1) Most zstd streams consist of a single frame. The compressor only creates multiple frames if specifically directed to do so.

2) bzip2 blocks, by contrast, are fully independent - by default, the compressor works on 900 kB blocks of input, and each one is stored with no interdependencies between blocks. (However, software support for seeking within the archive is practically nonexistent.)


So... it's actually a reasonable objection over bzip2? I mean, you explained why it does not work with bzip2.

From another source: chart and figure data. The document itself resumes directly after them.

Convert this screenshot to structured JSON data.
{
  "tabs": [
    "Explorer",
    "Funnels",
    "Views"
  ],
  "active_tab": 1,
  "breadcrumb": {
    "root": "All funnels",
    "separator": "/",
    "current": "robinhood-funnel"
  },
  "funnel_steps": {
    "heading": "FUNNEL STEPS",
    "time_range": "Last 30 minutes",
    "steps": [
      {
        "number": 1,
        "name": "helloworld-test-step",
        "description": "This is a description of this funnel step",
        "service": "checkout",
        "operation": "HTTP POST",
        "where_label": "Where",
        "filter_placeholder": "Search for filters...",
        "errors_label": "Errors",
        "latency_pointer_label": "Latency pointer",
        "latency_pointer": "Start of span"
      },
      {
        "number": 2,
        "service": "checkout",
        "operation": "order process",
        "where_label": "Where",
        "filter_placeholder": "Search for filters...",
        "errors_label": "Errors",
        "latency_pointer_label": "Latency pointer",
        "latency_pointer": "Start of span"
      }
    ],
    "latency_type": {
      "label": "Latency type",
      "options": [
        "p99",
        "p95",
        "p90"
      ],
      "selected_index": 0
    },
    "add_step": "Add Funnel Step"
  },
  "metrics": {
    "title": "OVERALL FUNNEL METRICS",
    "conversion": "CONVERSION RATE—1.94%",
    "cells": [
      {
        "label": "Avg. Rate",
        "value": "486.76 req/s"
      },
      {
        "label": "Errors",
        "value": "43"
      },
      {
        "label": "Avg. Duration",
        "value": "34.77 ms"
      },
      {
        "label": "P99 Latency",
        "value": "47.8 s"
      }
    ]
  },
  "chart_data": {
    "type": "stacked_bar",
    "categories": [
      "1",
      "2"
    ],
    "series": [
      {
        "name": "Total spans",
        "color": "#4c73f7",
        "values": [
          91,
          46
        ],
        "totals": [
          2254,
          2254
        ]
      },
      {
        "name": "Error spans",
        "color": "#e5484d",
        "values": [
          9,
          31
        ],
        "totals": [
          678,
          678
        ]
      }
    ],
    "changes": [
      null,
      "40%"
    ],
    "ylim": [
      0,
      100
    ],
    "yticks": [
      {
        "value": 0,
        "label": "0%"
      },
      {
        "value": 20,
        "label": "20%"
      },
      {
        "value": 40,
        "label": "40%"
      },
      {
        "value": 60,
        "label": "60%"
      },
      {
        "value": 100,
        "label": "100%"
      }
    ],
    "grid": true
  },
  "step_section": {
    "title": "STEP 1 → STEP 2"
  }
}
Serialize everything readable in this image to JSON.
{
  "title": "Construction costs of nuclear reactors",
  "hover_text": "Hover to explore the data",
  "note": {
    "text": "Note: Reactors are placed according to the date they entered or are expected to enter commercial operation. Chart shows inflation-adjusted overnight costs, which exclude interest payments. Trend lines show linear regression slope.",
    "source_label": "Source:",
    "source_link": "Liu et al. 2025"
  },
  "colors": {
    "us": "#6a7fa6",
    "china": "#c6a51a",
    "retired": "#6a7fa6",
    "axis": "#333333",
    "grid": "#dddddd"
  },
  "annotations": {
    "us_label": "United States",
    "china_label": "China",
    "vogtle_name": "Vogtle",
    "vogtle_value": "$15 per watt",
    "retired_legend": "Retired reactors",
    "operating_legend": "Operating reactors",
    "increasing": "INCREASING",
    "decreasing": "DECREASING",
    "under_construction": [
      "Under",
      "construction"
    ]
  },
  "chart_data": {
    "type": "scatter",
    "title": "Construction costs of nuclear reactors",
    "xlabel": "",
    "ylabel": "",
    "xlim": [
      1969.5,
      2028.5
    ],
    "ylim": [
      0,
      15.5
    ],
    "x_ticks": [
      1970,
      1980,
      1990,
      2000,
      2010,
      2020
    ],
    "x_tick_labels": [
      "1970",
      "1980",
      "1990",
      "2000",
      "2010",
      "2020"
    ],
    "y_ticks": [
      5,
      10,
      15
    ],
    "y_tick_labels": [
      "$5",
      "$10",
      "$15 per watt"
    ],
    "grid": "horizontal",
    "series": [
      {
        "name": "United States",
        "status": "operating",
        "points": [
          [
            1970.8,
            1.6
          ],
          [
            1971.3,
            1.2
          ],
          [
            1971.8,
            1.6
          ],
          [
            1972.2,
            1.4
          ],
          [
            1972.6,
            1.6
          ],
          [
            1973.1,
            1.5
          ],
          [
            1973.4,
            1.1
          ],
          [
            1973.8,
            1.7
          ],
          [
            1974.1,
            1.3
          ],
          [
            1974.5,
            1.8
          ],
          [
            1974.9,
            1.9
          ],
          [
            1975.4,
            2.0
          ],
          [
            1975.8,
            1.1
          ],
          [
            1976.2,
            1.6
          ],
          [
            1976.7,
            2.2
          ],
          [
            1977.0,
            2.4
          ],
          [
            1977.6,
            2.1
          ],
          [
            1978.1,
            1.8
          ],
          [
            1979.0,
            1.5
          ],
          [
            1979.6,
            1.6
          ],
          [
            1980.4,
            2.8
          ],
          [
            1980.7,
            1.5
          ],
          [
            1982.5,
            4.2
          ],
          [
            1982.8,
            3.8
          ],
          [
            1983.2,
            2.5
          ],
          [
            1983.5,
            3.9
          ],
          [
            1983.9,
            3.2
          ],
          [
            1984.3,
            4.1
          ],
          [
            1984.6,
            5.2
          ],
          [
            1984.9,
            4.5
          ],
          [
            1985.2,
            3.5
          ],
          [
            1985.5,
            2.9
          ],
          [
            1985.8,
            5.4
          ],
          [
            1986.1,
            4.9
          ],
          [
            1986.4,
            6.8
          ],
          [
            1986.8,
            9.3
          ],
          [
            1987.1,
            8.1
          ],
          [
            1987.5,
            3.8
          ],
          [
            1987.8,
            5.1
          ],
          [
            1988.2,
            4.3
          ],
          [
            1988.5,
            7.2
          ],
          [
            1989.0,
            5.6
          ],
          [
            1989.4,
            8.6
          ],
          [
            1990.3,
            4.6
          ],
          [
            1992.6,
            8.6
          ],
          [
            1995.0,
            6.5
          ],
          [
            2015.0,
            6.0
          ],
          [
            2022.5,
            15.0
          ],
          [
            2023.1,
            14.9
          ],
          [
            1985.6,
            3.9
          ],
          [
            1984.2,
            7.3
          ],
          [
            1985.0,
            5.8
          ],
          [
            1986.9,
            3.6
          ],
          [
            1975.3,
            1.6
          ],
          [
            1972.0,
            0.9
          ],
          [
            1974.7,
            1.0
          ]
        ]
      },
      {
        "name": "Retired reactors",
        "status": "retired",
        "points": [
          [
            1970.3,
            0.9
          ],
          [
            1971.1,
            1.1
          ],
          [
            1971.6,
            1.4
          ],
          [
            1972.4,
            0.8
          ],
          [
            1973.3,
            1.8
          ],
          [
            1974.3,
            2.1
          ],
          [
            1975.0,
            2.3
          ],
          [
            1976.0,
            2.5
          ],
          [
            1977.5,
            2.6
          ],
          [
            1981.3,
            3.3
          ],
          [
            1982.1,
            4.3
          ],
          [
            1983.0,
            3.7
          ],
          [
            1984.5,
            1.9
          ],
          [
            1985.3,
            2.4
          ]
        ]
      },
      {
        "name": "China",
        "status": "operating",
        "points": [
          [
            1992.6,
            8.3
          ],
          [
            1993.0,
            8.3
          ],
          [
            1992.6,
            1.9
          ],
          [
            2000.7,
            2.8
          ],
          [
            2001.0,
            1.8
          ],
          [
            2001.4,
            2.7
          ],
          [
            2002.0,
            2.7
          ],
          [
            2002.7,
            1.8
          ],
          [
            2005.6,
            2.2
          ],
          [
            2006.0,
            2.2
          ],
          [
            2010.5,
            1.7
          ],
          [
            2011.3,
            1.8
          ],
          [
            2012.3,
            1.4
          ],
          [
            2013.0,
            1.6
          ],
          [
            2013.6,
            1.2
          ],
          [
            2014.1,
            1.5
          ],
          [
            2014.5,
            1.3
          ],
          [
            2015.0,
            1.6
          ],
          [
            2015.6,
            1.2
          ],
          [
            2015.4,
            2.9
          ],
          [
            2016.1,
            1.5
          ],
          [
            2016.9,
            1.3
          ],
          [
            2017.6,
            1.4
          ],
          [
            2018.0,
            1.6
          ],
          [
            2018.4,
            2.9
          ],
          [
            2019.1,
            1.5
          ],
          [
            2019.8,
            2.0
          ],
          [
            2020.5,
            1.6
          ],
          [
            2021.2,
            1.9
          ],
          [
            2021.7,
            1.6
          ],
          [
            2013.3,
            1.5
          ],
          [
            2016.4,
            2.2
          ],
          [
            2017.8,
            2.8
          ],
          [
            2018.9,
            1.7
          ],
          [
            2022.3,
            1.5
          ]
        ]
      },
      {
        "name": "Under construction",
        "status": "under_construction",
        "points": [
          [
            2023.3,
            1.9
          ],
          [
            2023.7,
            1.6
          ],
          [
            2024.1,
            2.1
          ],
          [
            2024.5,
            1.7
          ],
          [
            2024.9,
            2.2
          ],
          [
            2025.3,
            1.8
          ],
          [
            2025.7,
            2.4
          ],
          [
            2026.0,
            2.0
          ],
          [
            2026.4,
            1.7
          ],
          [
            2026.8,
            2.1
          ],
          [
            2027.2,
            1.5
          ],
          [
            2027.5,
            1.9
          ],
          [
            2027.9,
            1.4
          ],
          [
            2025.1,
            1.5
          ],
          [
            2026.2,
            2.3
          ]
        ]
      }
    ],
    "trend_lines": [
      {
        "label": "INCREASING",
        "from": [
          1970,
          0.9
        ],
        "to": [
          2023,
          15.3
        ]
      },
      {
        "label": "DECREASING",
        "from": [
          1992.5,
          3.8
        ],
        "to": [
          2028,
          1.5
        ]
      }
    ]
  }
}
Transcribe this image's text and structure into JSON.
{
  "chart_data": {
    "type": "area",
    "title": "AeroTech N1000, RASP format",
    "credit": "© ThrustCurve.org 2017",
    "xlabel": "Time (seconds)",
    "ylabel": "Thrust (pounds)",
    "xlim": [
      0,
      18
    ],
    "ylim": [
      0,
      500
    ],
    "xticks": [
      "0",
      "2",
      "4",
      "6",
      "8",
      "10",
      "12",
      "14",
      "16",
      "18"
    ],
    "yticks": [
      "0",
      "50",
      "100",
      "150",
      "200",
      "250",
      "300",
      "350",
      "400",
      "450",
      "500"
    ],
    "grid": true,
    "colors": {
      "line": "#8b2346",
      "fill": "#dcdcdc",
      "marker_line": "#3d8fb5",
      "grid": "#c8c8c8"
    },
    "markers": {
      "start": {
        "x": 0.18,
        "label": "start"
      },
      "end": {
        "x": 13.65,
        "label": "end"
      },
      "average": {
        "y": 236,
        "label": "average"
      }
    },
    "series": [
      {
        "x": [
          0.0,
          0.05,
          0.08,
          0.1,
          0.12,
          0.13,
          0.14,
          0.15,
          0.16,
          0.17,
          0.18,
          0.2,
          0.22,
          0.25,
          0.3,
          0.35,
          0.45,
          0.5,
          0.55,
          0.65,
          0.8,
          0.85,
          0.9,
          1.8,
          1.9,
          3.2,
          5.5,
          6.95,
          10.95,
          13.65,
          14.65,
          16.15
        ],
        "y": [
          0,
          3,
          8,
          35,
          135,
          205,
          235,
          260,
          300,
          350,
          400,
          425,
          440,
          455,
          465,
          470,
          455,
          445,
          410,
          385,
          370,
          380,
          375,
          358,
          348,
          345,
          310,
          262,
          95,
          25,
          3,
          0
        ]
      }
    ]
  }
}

I think their argument is sound and it makes using bzip2 less useful in certain situations. I was once saved in resolving a problem we had when I figured out that concatening gzipped files just works out of the box. If not, it would have meant a bit more code, lots of additional testing, etc.


bzip and gzip are both horrible, terribly slow. Wherever I see "gz" or "bz" I immediately rip that nonsense out for zstd. There is such a thing as a right choice, and zstd is it every time.

> Wherever I see "gz" or "bz"

That should not happen too often, considering that IIRC bzip lasted only a couple of months before being replaced by bzip2.


lz4 can still be the right choice when decompression speed matters. It's almost twice as fast at decompression with similar compression ratios to zstd's fast setting.

https://github.com/facebook/zstd?tab=readme-ov-file#benchmar...


pigz it's damn fast on compressing. Also, a Vax with NetBSD can run gzip. So here is it. Go try these new fancy formats on a Vax, I dare you.

And, yes, I prefer LZMA over the obsolete Bzip2 any day, but GZIP it's like the ZIP of free formats modulo packaging, which it's the job of TAR.


Neither has been good enough for years.